Entretenir une relation me semblait impossible. Je ne voyais pas comment qui que ce soit puisse vouloir de moi dans mon état. Je passais donc beaucoup de temps seule, en guerre avec moi-même, m'infligeant cette violence dévastatrice silencieuse. Il y a un vers d'un poème que j'ai écrit à cette époque qui me revient parfois: "Je veux que mes côtes se voient comme les grands titres de journaux". J'imaginais que la minceur pourrait m'offrir une sorte de révélation, une sorte de magie qui m'apporterait succès, beauté et amour. Cela n'a jamais été le cas.

Si je vais mieux à plusieurs niveaux aujourd'hui, certaines choses restent brisées à jamais. Je me revois comme si c'était hier: alors que j'avais 16 ans, je me tenais de profil devant mon miroir en train de repousser mon estomac creux vers l'extérieur pour me convaincre que j'avais du ventre. Je restais là à regarder mon corps décharné, persuadée de voir quelqu'un d'énorme, gonflé et monstrueux me regarder à son tour. Comment voulez-vous compter sur vos sens après cela? Comment faire confiance à son esprit?

Il y a d'autres restes d'hallucinations et d'obsessions dont je n'arrive pas à me débarrasser. Je pourrais, par exemple, encore vous dire sans la moindre hésitation le nombre de calories contenues dans une poignée d'amandes ou dans deux TUCs. Il m'arrive encore de jeter des coups d'oeil dans les vitrines des magasins pour découvrir avec horreur dans le reflet la trop grande largeur de mes cuisses ou la taille impressionnante de mes joues: je suis en meilleure santé et je suis bien plus heureuse maintenant mais je ne peux pas m'empêcher de penser que j'étais mieux avant.

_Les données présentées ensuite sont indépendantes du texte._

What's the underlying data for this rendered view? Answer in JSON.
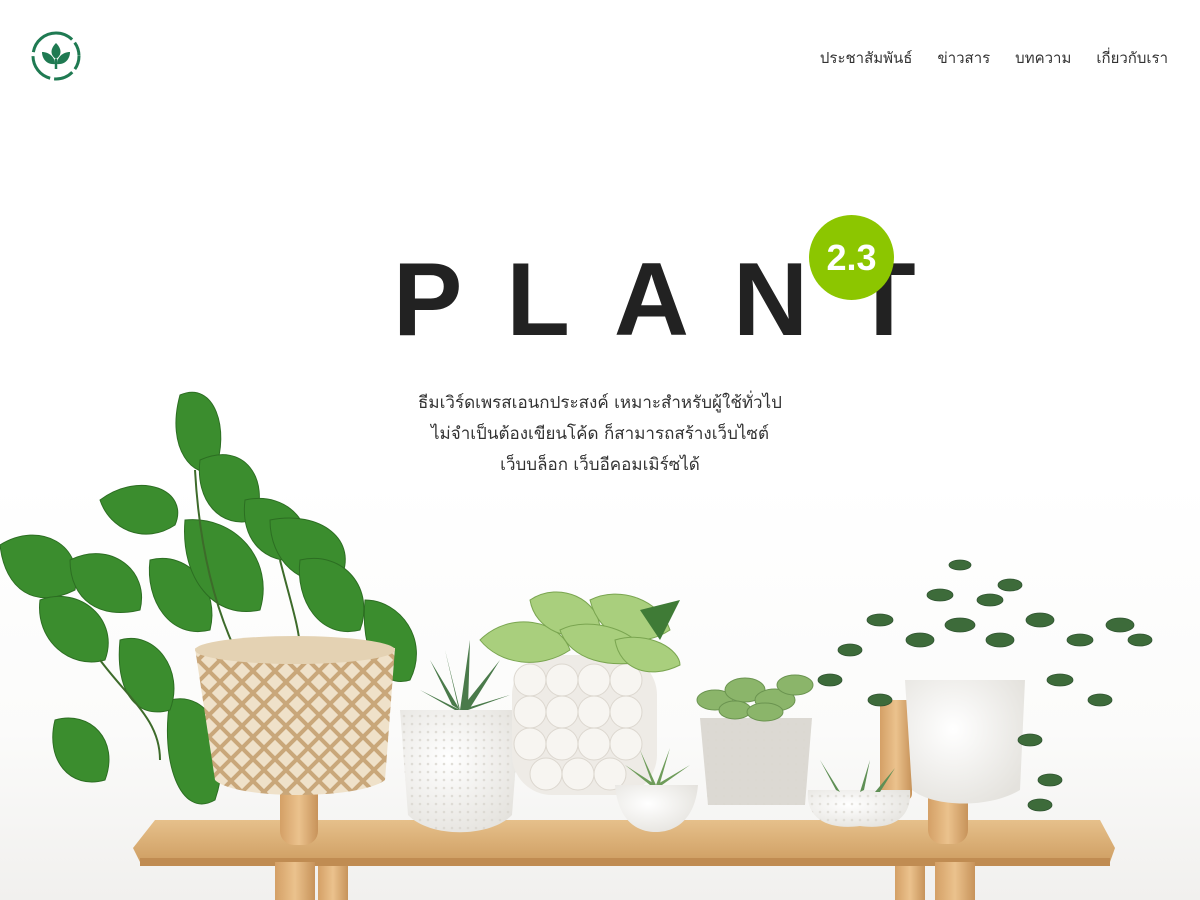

Je ne parviens pas à me débarrasser de cette impression d'être enfermée dans un corps que je n'aimerai jamais.

Je ne pense pas être la seule dans ce cas-là, je pense même être un cas parmi beaucoup d'autres. J'ai rencontré des femmes de mon âge qui mangent ce qu'elles veulent et pour qui prendre un kilo pendant les fêtes de Noël n'a aucune importance. Mais je pense qu'elles font figure d'exception et ne représentent pas la norme. La norme aux Etats-Unis, si vous êtes une femme, est de vouloir être un peu plus mince et donc de toujours essayer de perdre du poids.

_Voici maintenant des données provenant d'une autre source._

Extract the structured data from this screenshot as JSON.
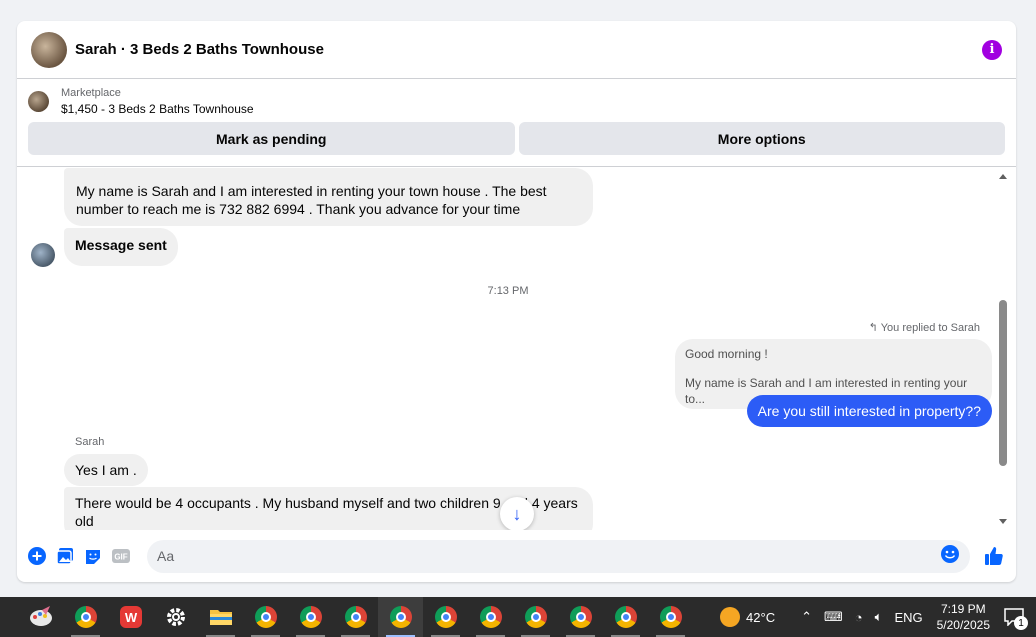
{
  "header": {
    "title": "Sarah · 3 Beds 2 Baths Townhouse"
  },
  "listing": {
    "source": "Marketplace",
    "name": "$1,450 - 3 Beds 2 Baths Townhouse",
    "mark_pending_label": "Mark as pending",
    "more_options_label": "More options"
  },
  "messages": {
    "intro_text": "My name is Sarah and I am interested in renting your town house . The best number to reach me is 732 882 6994 . Thank you advance for your time",
    "message_sent": "Message sent",
    "timestamp": "7:13 PM",
    "replied_label": "You replied to Sarah",
    "quoted_line1": "Good morning !",
    "quoted_line2": "My name is Sarah and I am interested in renting your to...",
    "my_reply": "Are you still interested in property??",
    "sender_name": "Sarah",
    "reply1": "Yes I am .",
    "reply2": "There would be 4 occupants . My husband myself and two children 9 and 4 years old"
  },
  "composer": {
    "placeholder": "Aa"
  },
  "taskbar": {
    "weather": "42°C",
    "language": "ENG",
    "time": "7:19 PM",
    "date": "5/20/2025",
    "notification_count": "1"
  },
  "colors": {
    "accent_blue": "#2c5cf6",
    "info_purple": "#a100e0",
    "messenger_blue": "#0866ff"
  }
}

Ce n'est pas une coïncidence si ce fléau touche principalement les femmes (bien que je ne veuille pas sous-estimer le nombre grandissant d'hommes qui sont confrontés à des troubles du comportement alimentaire). En tant que femme, notre corps ne nous appartient pas totalement et nous ne sommes pas toujours capables d'éviter le fait que certains essaient de le juger, de le réclamer ou encore de le posséder. Ayant été érigées au rang d'emblème et d'objet du désir, nous faisons de notre mieux pour être à la hauteur des attentes à coups de séances de gym et de repas sautés. Dans certains pays les femmes passent des heures non pas à lire un livre, écouter de la musique ou à essayer de faire bouger les choses mais plutôt à se désespérer pour quelques centimètres de tour de taille.

Les démons que nous devons affronter sont donc évidemment les réalités politiques. Des femmes plus intelligentes que moi, comme les féministes Susan Bordo, Ellen Malson ou Naomi Wolf, ont commencer l'analyse dont nous avons besoin pour faire évoluer ces réalités. Mais je voudrais mettre la polémique de côté un instant et vous proposer un poème quelque peu élégiaque pour conclure:

Aux filles que je connais et à la fille que j'étais, et que je suis encore beaucoup, qui construisent des vies entières vouées à la solitude et au vide. A celles qui sont mortes, qui sont un peu mortes ou qui se sentent en situation d'échec malgré tout ce qu'elles font pour rester en vie. A la génération de femmes extraordinaires en colère, déterminées et brillantes qui se lèvent, font face au miroir et qui attendent si peu d'elles-mêmes.